Widows often struggle with sleepless nights and this is where “mindfulness meditation” can be the most helpful.
It is the simple practice of bringing your attention to the present moments – to a word, your breath, sounds or even the grass under your feet. There are many phone apps to help with this by offering daily mindfulness meditations, example – Head Space.
A special word or phrase, continually repeated, can help you focus your mind when meditating. A simple manta – “Let” as you inhale and “Go” as you exhale. You can begin practicing mantra based meditations in the form of sound therapy which employs the natural state of vibration in objects such as sound baths with various instruments.
Music therapy is evolving and scientific studies have shown it can relieve pain and anxiety. It can be tailored to a person’s tastes and needs.
To ease a widow’s pain and increase sleep a therapist may combine music with deep breathing and guided imagery. A slow, soothing tempo helps a widow who is agitated to lower their heart rate and blood pressure. The key is to be more intentional when listening, to be mindful in the present moment.
Four steps to meditate anytime, for as little as ten minutes. As per Andy Puddicombe, creator of the popular app, Headspace.
- Sit comfortably upright on a chair with feel flat on the floor and hands resting on your thighs.
- Mentally scan your body from top of your head down. Notice any tension in your muscles, places of discomfort and places that are relaxed. Begin to notice the natural rhythm of your breath while doing this. Be aware of the steady rising and falling of each breath, silently counting your breaths.

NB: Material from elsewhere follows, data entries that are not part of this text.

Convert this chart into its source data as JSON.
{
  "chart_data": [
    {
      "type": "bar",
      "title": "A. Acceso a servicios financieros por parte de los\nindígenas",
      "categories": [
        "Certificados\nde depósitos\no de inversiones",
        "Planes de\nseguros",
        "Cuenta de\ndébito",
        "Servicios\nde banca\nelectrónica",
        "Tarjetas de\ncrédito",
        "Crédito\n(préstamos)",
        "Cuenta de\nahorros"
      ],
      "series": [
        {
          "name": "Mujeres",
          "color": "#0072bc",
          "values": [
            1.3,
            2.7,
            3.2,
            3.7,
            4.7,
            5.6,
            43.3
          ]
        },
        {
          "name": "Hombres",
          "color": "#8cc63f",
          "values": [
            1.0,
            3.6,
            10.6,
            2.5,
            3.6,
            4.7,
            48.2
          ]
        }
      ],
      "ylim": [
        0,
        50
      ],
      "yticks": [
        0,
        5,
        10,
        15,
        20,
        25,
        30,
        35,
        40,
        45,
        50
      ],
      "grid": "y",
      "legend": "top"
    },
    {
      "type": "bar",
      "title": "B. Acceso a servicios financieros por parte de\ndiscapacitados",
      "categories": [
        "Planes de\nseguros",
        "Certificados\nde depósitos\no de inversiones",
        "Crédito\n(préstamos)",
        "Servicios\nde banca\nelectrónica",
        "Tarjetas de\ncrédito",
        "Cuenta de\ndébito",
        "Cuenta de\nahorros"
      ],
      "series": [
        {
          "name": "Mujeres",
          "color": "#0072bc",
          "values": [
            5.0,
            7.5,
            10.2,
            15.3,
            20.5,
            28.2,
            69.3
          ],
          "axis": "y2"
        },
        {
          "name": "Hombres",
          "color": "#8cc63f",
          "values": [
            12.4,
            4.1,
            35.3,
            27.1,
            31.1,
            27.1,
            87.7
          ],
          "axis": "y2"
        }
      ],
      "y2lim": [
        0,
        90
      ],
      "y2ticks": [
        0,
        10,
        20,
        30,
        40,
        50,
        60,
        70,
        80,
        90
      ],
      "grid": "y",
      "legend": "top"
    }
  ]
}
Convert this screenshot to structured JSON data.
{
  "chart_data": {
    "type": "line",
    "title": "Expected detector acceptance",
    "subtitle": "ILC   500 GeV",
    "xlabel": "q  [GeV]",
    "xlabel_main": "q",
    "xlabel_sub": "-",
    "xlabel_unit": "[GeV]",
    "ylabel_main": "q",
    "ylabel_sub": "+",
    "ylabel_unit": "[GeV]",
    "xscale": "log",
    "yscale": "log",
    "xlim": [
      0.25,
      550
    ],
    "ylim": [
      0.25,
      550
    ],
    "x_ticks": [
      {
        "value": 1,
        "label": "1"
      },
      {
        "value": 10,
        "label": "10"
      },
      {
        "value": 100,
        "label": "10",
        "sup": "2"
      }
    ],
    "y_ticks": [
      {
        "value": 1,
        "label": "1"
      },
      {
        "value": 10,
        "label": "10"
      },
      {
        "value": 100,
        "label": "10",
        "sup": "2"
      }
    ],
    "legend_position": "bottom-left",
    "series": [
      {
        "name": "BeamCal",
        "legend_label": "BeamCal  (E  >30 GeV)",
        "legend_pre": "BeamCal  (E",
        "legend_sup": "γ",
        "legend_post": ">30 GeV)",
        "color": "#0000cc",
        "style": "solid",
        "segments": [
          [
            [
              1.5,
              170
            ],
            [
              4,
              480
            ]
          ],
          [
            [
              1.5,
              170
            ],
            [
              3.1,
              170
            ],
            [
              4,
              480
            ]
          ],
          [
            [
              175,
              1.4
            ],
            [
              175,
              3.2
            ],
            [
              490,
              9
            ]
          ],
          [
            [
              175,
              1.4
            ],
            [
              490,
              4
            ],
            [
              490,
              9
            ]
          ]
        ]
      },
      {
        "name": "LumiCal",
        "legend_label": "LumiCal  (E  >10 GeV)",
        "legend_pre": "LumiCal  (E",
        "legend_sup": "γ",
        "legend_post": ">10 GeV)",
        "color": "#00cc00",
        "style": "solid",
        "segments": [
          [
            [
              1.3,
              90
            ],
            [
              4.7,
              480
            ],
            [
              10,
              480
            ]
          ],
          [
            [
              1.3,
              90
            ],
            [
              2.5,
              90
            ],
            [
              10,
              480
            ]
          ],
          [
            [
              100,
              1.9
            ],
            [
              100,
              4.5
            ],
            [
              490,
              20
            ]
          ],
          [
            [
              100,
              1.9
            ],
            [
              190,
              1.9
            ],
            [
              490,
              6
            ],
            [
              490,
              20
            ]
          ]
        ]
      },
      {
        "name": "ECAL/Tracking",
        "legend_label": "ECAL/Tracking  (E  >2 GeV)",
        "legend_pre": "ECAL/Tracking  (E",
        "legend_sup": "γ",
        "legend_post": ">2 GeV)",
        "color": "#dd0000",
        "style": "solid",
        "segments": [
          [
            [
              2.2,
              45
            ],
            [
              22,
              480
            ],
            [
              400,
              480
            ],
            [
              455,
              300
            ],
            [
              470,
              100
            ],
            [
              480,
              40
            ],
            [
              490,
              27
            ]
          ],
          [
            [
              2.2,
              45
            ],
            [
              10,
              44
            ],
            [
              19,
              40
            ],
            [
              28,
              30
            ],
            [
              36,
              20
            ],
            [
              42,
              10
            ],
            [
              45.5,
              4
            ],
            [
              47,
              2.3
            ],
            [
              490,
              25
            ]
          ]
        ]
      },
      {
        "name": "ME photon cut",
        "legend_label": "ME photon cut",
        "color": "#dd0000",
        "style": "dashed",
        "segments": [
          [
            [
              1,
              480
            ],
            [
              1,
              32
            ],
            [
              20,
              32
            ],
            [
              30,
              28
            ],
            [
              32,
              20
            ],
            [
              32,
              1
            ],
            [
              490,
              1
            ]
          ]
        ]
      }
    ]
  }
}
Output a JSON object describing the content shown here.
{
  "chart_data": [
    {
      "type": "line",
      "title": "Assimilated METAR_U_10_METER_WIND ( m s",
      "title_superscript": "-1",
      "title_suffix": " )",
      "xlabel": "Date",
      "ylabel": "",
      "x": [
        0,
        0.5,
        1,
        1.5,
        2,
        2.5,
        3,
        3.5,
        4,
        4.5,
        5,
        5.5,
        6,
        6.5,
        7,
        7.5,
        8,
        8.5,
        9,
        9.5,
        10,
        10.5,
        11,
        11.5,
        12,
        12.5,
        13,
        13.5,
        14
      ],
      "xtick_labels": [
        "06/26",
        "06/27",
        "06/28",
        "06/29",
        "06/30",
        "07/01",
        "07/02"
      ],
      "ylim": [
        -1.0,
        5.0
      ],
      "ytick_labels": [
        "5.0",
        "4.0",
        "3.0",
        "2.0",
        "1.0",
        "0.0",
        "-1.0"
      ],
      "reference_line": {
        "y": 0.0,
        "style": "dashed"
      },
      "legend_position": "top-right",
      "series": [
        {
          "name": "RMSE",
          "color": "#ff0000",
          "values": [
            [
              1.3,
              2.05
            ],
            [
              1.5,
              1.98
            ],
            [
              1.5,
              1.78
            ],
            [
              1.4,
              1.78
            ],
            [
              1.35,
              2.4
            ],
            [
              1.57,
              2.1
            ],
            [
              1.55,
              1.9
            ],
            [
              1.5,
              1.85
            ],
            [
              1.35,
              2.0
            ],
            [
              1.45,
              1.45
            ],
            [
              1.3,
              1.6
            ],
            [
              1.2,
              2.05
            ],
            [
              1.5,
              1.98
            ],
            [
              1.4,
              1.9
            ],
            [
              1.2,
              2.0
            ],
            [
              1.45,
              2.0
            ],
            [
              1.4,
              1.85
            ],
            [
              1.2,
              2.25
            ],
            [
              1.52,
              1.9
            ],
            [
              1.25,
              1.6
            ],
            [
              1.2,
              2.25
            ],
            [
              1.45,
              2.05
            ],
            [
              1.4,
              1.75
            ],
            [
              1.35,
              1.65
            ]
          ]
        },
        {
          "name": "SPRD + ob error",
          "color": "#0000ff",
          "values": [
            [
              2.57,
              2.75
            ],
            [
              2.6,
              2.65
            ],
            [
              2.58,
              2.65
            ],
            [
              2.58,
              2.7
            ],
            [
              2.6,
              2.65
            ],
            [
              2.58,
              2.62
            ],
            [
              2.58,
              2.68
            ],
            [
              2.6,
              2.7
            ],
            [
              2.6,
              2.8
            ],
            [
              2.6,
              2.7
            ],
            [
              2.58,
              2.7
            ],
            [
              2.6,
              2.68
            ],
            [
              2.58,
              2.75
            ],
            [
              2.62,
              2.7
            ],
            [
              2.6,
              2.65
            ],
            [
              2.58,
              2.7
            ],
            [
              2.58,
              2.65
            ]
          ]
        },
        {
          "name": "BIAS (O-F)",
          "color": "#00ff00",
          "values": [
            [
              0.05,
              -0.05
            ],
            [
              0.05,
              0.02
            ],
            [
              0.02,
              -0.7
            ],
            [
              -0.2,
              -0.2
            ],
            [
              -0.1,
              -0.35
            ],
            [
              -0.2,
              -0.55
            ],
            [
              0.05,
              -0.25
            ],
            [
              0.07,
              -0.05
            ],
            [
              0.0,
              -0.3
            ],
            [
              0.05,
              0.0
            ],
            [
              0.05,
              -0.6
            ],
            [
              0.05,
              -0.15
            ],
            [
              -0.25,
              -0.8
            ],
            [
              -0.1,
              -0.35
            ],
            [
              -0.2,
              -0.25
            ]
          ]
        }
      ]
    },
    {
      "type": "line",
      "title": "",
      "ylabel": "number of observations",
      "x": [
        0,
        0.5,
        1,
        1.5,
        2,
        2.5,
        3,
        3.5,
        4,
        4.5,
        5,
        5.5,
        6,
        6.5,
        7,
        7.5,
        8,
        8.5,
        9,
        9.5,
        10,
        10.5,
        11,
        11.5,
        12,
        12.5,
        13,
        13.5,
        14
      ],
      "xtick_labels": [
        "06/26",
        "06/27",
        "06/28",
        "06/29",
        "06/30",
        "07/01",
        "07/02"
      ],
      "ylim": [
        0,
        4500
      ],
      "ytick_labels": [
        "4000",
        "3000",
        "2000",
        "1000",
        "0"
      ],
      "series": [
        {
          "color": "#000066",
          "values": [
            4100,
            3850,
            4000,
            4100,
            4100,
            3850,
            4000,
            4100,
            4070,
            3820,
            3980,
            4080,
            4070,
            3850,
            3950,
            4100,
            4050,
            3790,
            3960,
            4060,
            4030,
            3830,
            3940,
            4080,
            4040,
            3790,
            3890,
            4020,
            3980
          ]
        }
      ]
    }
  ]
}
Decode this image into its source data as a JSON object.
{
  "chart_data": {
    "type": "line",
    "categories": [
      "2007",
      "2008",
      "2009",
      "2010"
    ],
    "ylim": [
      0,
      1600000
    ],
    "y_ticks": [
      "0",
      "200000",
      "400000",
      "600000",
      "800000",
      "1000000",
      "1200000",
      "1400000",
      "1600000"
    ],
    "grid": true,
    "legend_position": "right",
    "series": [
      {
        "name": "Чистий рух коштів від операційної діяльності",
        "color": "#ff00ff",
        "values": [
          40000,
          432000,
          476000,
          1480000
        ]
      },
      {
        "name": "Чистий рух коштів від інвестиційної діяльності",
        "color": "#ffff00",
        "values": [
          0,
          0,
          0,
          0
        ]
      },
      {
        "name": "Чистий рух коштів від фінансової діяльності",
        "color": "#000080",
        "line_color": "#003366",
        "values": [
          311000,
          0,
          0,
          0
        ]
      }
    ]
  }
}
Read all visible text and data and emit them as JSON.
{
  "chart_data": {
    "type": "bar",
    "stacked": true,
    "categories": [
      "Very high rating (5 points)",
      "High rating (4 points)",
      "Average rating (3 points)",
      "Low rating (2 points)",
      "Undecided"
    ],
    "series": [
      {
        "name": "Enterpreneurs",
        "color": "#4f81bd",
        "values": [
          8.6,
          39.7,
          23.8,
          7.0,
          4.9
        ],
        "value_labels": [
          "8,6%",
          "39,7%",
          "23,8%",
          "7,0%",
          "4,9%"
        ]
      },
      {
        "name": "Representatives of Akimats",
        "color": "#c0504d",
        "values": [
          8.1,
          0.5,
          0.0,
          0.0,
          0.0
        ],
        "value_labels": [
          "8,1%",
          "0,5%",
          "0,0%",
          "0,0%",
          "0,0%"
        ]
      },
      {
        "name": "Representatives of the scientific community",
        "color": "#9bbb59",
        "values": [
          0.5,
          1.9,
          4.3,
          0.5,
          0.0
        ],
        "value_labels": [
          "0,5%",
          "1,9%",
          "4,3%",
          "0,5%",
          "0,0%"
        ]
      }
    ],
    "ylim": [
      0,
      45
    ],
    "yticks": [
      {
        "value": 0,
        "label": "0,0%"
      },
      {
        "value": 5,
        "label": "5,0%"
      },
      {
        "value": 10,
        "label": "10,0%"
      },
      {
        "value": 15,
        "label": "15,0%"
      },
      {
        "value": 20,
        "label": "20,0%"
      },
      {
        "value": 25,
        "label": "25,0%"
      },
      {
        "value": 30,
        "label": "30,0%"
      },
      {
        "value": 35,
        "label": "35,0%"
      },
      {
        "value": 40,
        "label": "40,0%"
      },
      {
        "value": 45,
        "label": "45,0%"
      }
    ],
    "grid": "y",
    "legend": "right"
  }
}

- If your mind wonders, notice that it has happened and then gently return your attention back to your breath. Take deep belly breaths by inhaling deeply through your mouth to a count of six – exhale by count of eight. The more you practice the quicker you will see the benefits. It’s better to focus on doing it right, then doing it for longer periods of time.
- Keep your rhythm for at least ten minutes and remember deep breathing is available at any time and place. If every day feels like too much at first, then start with every second day. It doesn’t cost you anything and is not restricted by your physical health, so why not give it a chance?